Variable naming conventions

Garrett Smith g@REDACTED
Sun Apr 4 17:26:05 CEST 2010


I routinely run into two cases of variable naming that frustrate me.
I'll try to give them each a name:

- Variable iterations
- Variable leakage

A really common case of iteration is when process state is updated.
Something like this:

  handle_call(_, #state{name=Name}=State) ->
    UpdatedName = strip_white_space(Name),
    {noreply, State#state{name=UpdatedName)}}.
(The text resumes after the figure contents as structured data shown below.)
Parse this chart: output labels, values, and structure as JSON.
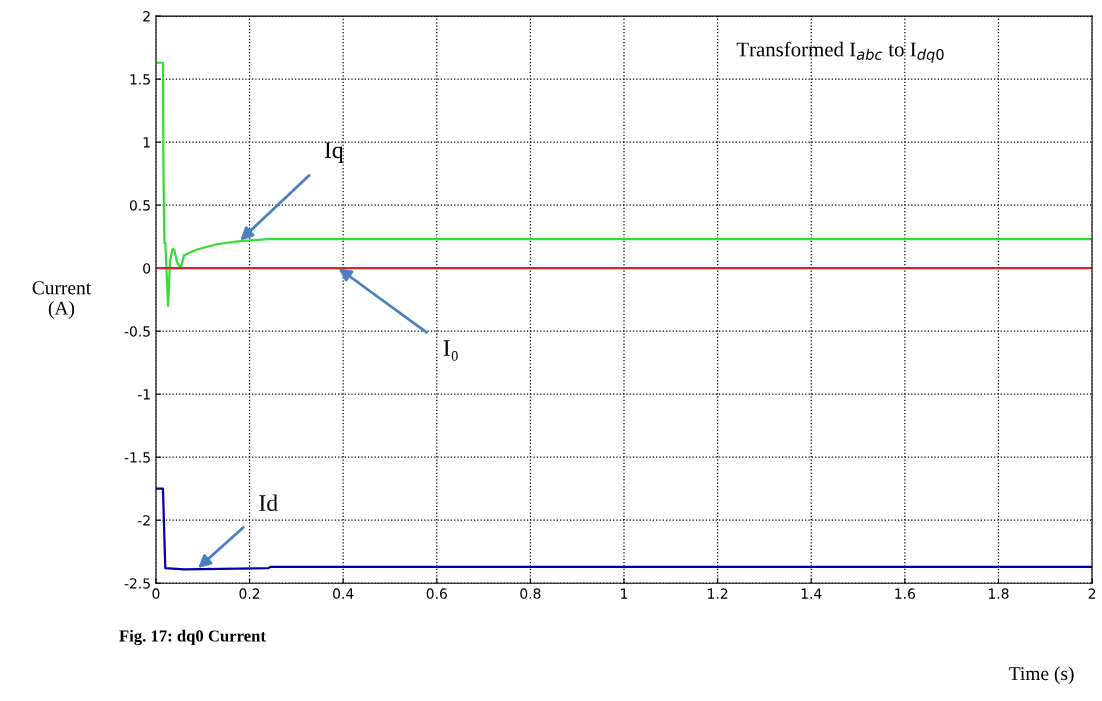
{
  "chart_data": {
    "type": "line",
    "title": "Transformed I$_{abc}$ to I$_{dq0}$",
    "xlabel": "Time (s)",
    "ylabel": "Current\n(A)",
    "series": [
      {
        "color": "#33dd33",
        "x": [
          0,
          0.015,
          0.016,
          0.018,
          0.02,
          0.026,
          0.03,
          0.035,
          0.039,
          0.045,
          0.053,
          0.06,
          0.07,
          0.09,
          0.13,
          0.17,
          0.2,
          0.24,
          2
        ],
        "values": [
          1.63,
          1.63,
          0.8,
          0.2,
          0.2,
          -0.3,
          0.05,
          0.15,
          0.15,
          0.05,
          0,
          0.1,
          0.12,
          0.15,
          0.19,
          0.21,
          0.22,
          0.23,
          0.23
        ]
      },
      {
        "color": "#dd2222",
        "x": [
          0,
          2
        ],
        "values": [
          0,
          0
        ]
      },
      {
        "color": "#0000aa",
        "x": [
          0,
          0.015,
          0.02,
          0.06,
          0.24,
          0.245,
          2
        ],
        "values": [
          -1.75,
          -1.75,
          -2.38,
          -2.39,
          -2.38,
          -2.37,
          -2.37
        ]
      }
    ],
    "annotations": [
      {
        "text": "Iq",
        "x": 0.18,
        "y": 0.22
      },
      {
        "text": "I₀",
        "x": 0.39,
        "y": 0
      },
      {
        "text": "Id",
        "x": 0.09,
        "y": -2.38
      },
      "Fig. 17: dq0 Current"
    ],
    "xlim": [
      0,
      2
    ],
    "xticks": [
      0,
      0.2,
      0.4,
      0.6,
      0.8,
      1,
      1.2,
      1.4,
      1.6,
      1.8,
      2
    ],
    "ylim": [
      -2.5,
      2
    ],
    "yticks": [
      -2.5,
      -2,
      -1.5,
      -1,
      -0.5,
      0,
      0.5,
      1,
      1.5,
      2
    ],
    "grid": true,
    "line_style": "solid"
  }
}
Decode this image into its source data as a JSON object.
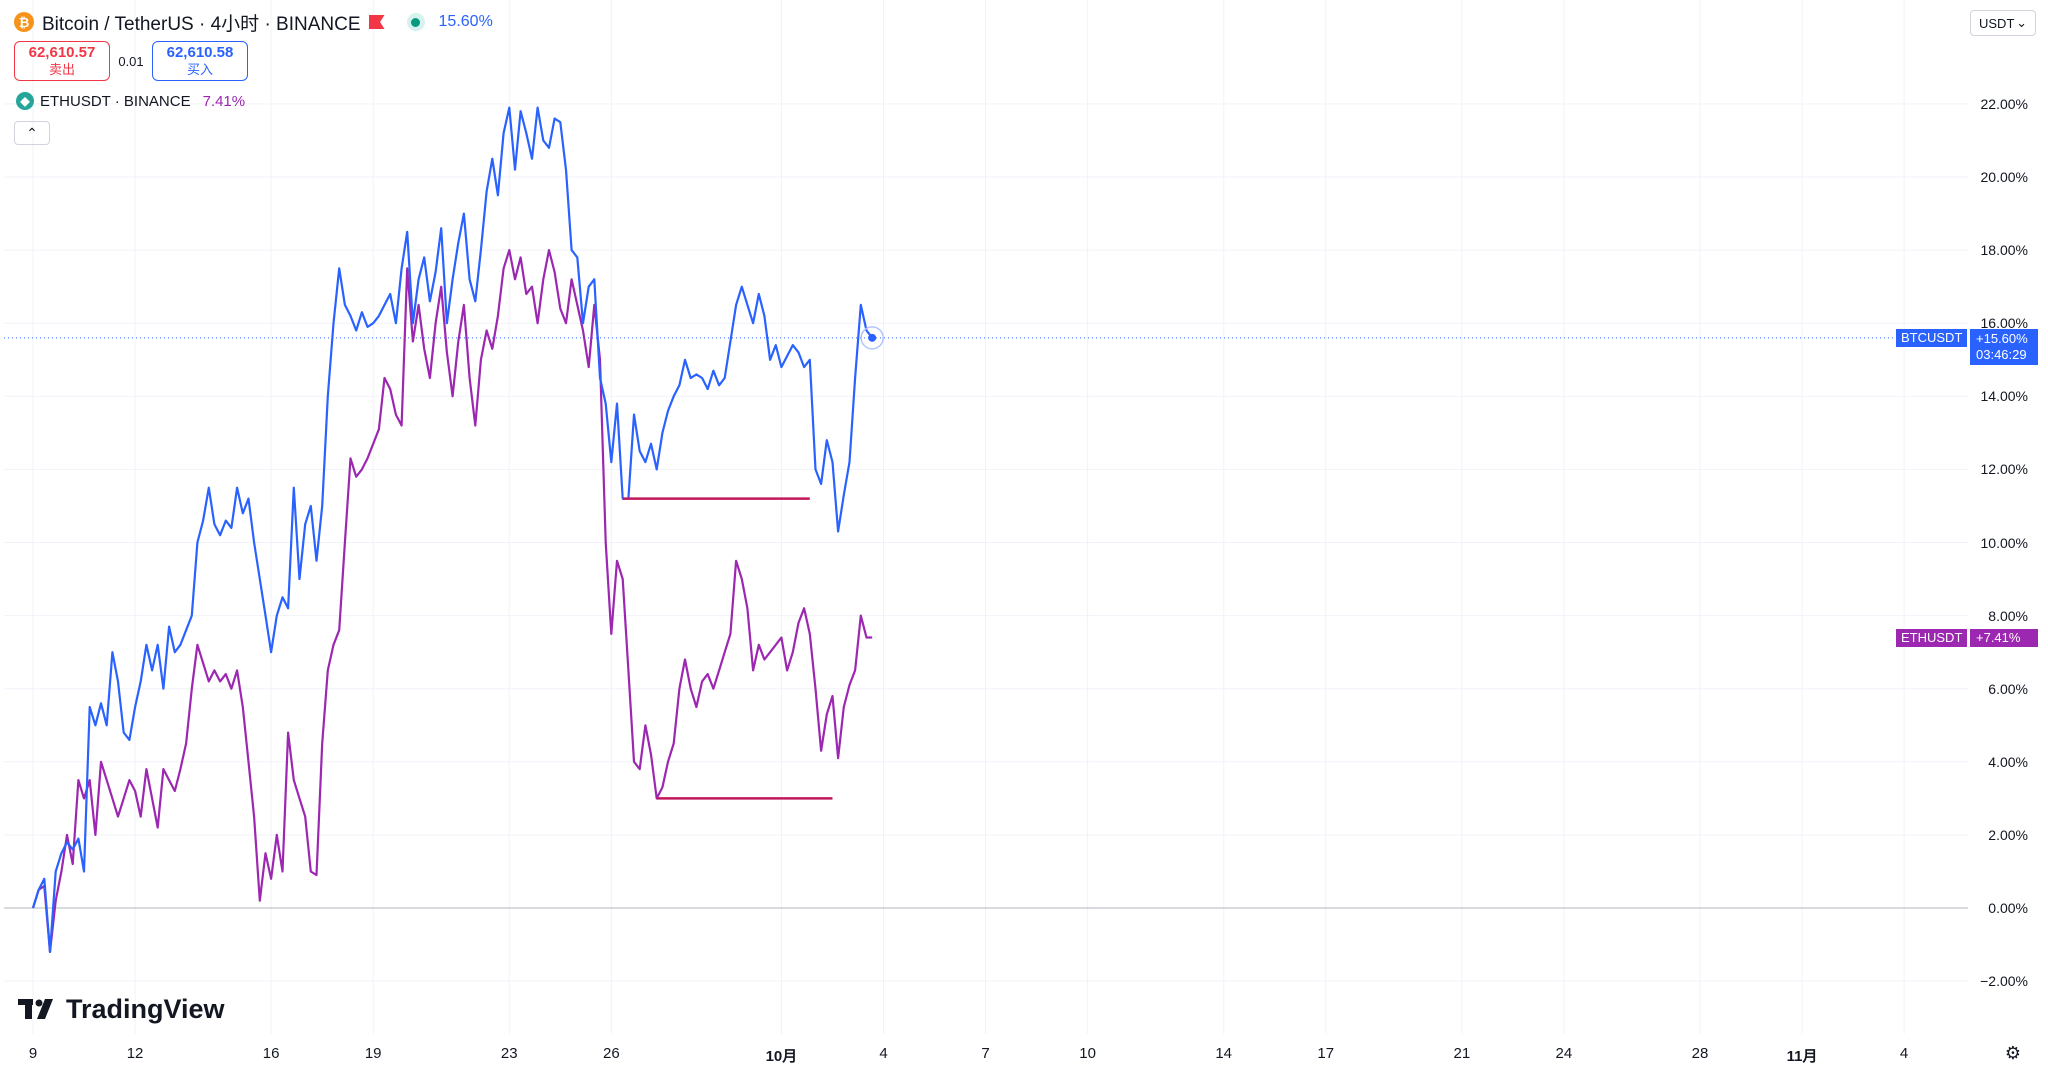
{
  "header": {
    "symbol_title": "Bitcoin / TetherUS · 4小时 · BINANCE",
    "change_pct": "15.60%",
    "bid": {
      "price": "62,610.57",
      "label": "卖出"
    },
    "spread": "0.01",
    "ask": {
      "price": "62,610.58",
      "label": "买入"
    },
    "compare_symbol": "ETHUSDT · BINANCE",
    "compare_pct": "7.41%",
    "collapse_icon": "chevron-up-icon",
    "currency": "USDT"
  },
  "brand": "TradingView",
  "chart_data": {
    "type": "line",
    "y_unit": "%",
    "ylim": [
      -2.8,
      22.8
    ],
    "y_ticks": [
      "22.00%",
      "20.00%",
      "18.00%",
      "16.00%",
      "14.00%",
      "12.00%",
      "10.00%",
      "8.00%",
      "6.00%",
      "4.00%",
      "2.00%",
      "0.00%",
      "−2.00%"
    ],
    "y_tick_values": [
      22,
      20,
      18,
      16,
      14,
      12,
      10,
      8,
      6,
      4,
      2,
      0,
      -2
    ],
    "x_ticks": [
      "9",
      "12",
      "16",
      "19",
      "23",
      "26",
      "10月",
      "4",
      "7",
      "10",
      "14",
      "17",
      "21",
      "24",
      "28",
      "11月",
      "4"
    ],
    "x_tick_bars": [
      0,
      18,
      42,
      60,
      84,
      102,
      132,
      150,
      168,
      186,
      210,
      228,
      252,
      270,
      294,
      312,
      330
    ],
    "baseline": 0,
    "series": [
      {
        "name": "BTCUSDT",
        "color": "#2962ff",
        "last_label": "+15.60%",
        "countdown": "03:46:29",
        "values": [
          0,
          0.5,
          0.8,
          -1.2,
          1.0,
          1.5,
          1.8,
          1.6,
          1.9,
          1.0,
          5.5,
          5.0,
          5.6,
          5.0,
          7.0,
          6.2,
          4.8,
          4.6,
          5.5,
          6.2,
          7.2,
          6.5,
          7.2,
          6.0,
          7.7,
          7.0,
          7.2,
          7.6,
          8.0,
          10.0,
          10.6,
          11.5,
          10.5,
          10.2,
          10.6,
          10.4,
          11.5,
          10.8,
          11.2,
          10.0,
          9.0,
          8.0,
          7.0,
          8.0,
          8.5,
          8.2,
          11.5,
          9.0,
          10.5,
          11.0,
          9.5,
          11.0,
          14.0,
          16.0,
          17.5,
          16.5,
          16.2,
          15.8,
          16.3,
          15.9,
          16.0,
          16.2,
          16.5,
          16.8,
          16.0,
          17.5,
          18.5,
          16.0,
          17.2,
          17.8,
          16.6,
          17.4,
          18.6,
          16.0,
          17.2,
          18.2,
          19.0,
          17.2,
          16.6,
          18.0,
          19.6,
          20.5,
          19.5,
          21.2,
          21.9,
          20.2,
          21.8,
          21.2,
          20.5,
          21.9,
          21.0,
          20.8,
          21.6,
          21.5,
          20.2,
          18.0,
          17.8,
          16.0,
          17.0,
          17.2,
          14.5,
          13.8,
          12.2,
          13.8,
          11.2,
          11.2,
          13.5,
          12.5,
          12.2,
          12.7,
          12.0,
          13.0,
          13.6,
          14.0,
          14.3,
          15.0,
          14.5,
          14.6,
          14.5,
          14.2,
          14.7,
          14.3,
          14.5,
          15.5,
          16.5,
          17.0,
          16.5,
          16.0,
          16.8,
          16.2,
          15.0,
          15.4,
          14.8,
          15.1,
          15.4,
          15.2,
          14.8,
          15.0,
          12.0,
          11.6,
          12.8,
          12.2,
          10.3,
          11.3,
          12.2,
          14.5,
          16.5,
          15.8,
          15.6
        ],
        "values_eth": [
          0,
          0.5,
          0.6,
          -1.2,
          0.2,
          1.0,
          2.0,
          1.2,
          3.5,
          3.0,
          3.5,
          2.0,
          4.0,
          3.5,
          3.0,
          2.5,
          3.0,
          3.5,
          3.2,
          2.5,
          3.8,
          3.0,
          2.2,
          3.8,
          3.5,
          3.2,
          3.8,
          4.5,
          6.0,
          7.2,
          6.7,
          6.2,
          6.5,
          6.2,
          6.4,
          6.0,
          6.5,
          5.5,
          4.0,
          2.5,
          0.2,
          1.5,
          0.8,
          2.0,
          1.0,
          4.8,
          3.5,
          3.0,
          2.5,
          1.0,
          0.9,
          4.5,
          6.5,
          7.2,
          7.6,
          10.0,
          12.3,
          11.8,
          12.0,
          12.3,
          12.7,
          13.1,
          14.5,
          14.2,
          13.5,
          13.2,
          17.5,
          15.5,
          16.5,
          15.3,
          14.5,
          16.0,
          17.0,
          15.2,
          14.0,
          15.5,
          16.5,
          14.5,
          13.2,
          15.0,
          15.8,
          15.3,
          16.2,
          17.5,
          18.0,
          17.2,
          17.8,
          16.8,
          17.0,
          16.0,
          17.2,
          18.0,
          17.4,
          16.4,
          16.0,
          17.2,
          16.5,
          15.8,
          14.8,
          16.5,
          15.0,
          10.0,
          7.5,
          9.5,
          9.0,
          6.5,
          4.0,
          3.8,
          5.0,
          4.2,
          3.0,
          3.3,
          4.0,
          4.5,
          6.0,
          6.8,
          6.0,
          5.5,
          6.2,
          6.4,
          6.0,
          6.5,
          7.0,
          7.5,
          9.5,
          9.0,
          8.2,
          6.5,
          7.2,
          6.8,
          7.0,
          7.2,
          7.4,
          6.5,
          7.0,
          7.8,
          8.2,
          7.5,
          6.0,
          4.3,
          5.3,
          5.8,
          4.1,
          5.5,
          6.1,
          6.5,
          8.0,
          7.4,
          7.4
        ]
      },
      {
        "name": "ETHUSDT",
        "color": "#9c27b0",
        "last_label": "+7.41%"
      }
    ],
    "annotations": [
      {
        "type": "horizontal-segment",
        "color": "#c2185b",
        "y": 11.2,
        "from_bar": 104,
        "to_bar": 137
      },
      {
        "type": "horizontal-segment",
        "color": "#c2185b",
        "y": 3.0,
        "from_bar": 110,
        "to_bar": 141
      }
    ],
    "grid": true,
    "legend": "top-left"
  }
}
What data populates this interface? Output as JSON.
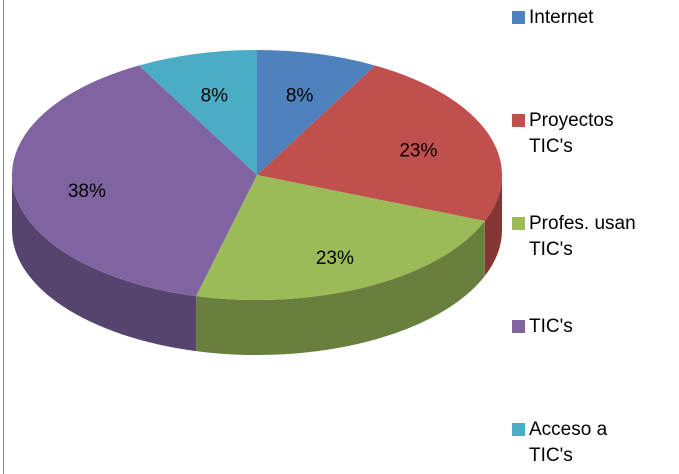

This isn't an awful example, but tacking "Updated" onto a variable
that changes just feels too arbitrary and it's too long.

I've tried this approach:

  StrippedName = strip_white_space(Name)

This is probably most in the spirit of Erlang's immutability naming
scheme -- pick good, descriptive names. But it also gets to be
painful. The names are long and you end up using weird abbreviations,
and the names become an unnecessary point of maintenance.

I saw the use of a "0" suffix to denote the "naught" version of a
variable. This seems like a nice convention: it's short, fairly
obvious and doesn't require a bit of hand wringing.

There's also something like Name1, Name2, Name3, ...

I've avoided this in principle because it feels like a cop-out: it's
probably a sign that the function needs refactoring.

The other frustrating case -- and far more so -- is something like this:

  Name = case get_name() of
    undefined -> "";
    {ok, NameValueReturnedByGetName} -> NameValueReturnedByGetName
  end

(I'm calling this "leakage" because I'd probably just call it Name if
it didn't leak. While that'd be clunky, it at least says what I think
it should.)

I've tried names like this: N, Val, Str, S.

All yuck!

I know I can refactor this into a function and solve the problem, but
of course there are cases where I don't want to. And in general, I
don't know if "having problems picking a variable name" is a good
reason for creating a function. (Maybe it is but what about cases when
you just don't?)

I'm curious what others use for these cases. Is there one convention
that tends to be used more frequently?